Training – nicht so wichtig wie man glaubt

Anfang des Jahres stand ich mal wieder vorm Spiegel und erschrak ein wenig. Eine ehemals recht weite/bequeme Hose wollte auch nur noch unter Anstrengung zu gehen. Es musst also etwas passieren. Ich fragte einige Leute aus meinem Bekanntenkreis und bekam fast immer dieselben Antworten:

  • Mehr bewegen
  • viel laufen – Jogging, mindestens 40 Minuten
  • weniger essen
  • Fitness-Studio, regelmäßig

Studio kannte ich schon. Ich war früher regelmäßig im Studio um etwas gegen meine Rückenschmerzen zu tun, ich sitze fast den ganzen Tag bei meinem Büro-Job. Das hatte auch geholfen aber:

  • Es war mir sehr schnell langweilig. Stumpfes abarbeiten des Trainingprogramms an Maschinen
  • Es war oft nervig. Die Geräte waren besetzt wenn man selbst ran wollte
  • Es war aufwendig. Hin fahren, umziehen, trainieren, duschen, umziehen, nach Hause fahren – 1-2h gingen da schnell drauf
  • und es war teuer. Egal ob Monatsbeiträge oder 10er Karten

Studio kam also für mich nicht wieder in Frage.
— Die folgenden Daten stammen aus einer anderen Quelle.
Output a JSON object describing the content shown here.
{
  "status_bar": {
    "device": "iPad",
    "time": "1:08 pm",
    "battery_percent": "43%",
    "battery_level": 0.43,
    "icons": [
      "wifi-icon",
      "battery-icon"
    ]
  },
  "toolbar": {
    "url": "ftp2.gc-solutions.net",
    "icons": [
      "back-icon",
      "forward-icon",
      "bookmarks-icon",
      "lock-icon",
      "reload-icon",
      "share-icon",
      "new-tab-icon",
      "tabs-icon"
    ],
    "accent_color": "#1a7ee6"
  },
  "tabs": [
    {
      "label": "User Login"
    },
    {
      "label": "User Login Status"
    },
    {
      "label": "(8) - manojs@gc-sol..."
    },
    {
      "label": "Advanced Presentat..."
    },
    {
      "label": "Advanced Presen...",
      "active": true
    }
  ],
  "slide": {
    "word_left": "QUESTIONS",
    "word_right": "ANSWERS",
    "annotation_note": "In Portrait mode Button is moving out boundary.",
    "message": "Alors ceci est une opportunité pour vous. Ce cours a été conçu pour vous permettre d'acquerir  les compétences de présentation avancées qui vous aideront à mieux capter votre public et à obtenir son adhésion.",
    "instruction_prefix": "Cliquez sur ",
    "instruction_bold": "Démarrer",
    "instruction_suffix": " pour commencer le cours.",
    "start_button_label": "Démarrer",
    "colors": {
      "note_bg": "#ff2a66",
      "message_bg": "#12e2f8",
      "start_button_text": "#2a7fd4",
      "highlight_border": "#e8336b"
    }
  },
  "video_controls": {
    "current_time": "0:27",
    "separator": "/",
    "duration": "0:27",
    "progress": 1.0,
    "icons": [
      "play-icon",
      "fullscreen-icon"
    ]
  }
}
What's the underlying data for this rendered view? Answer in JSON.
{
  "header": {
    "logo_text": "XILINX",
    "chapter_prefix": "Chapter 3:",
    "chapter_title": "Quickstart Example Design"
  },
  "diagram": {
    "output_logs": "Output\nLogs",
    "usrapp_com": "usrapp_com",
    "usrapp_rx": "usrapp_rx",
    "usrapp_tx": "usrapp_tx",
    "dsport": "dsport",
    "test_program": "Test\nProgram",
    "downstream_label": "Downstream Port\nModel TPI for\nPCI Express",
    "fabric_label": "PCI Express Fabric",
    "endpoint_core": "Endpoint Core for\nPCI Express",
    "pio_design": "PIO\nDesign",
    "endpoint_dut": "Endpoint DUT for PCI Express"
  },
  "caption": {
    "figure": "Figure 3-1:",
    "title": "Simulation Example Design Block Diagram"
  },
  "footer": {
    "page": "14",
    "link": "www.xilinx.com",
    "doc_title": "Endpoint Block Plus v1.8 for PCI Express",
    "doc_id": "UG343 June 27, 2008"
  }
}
Außerdem hatte ich in der Zwischen erfahren, dass man beim Training zwar Kalorien verbrennt aber bei weitem nicht so viel, wie manche gerne glauben. Trainiert man nämlich nicht sondern liegt nur bewegungslos auf dem Bett, verbrennt man auch Kalorien. Man darf also nur die Differenz zwischen diesen Tätigkeiten rechnen. Außerdem, wer liegt schon bewegungslos im Bett statt ins Studio zu fahren? Irgendetwas tut man ja, und sei es Staub saugen oder fotografieren gehen etc., wobei man mehr Kalorien verbraucht als beim liegen.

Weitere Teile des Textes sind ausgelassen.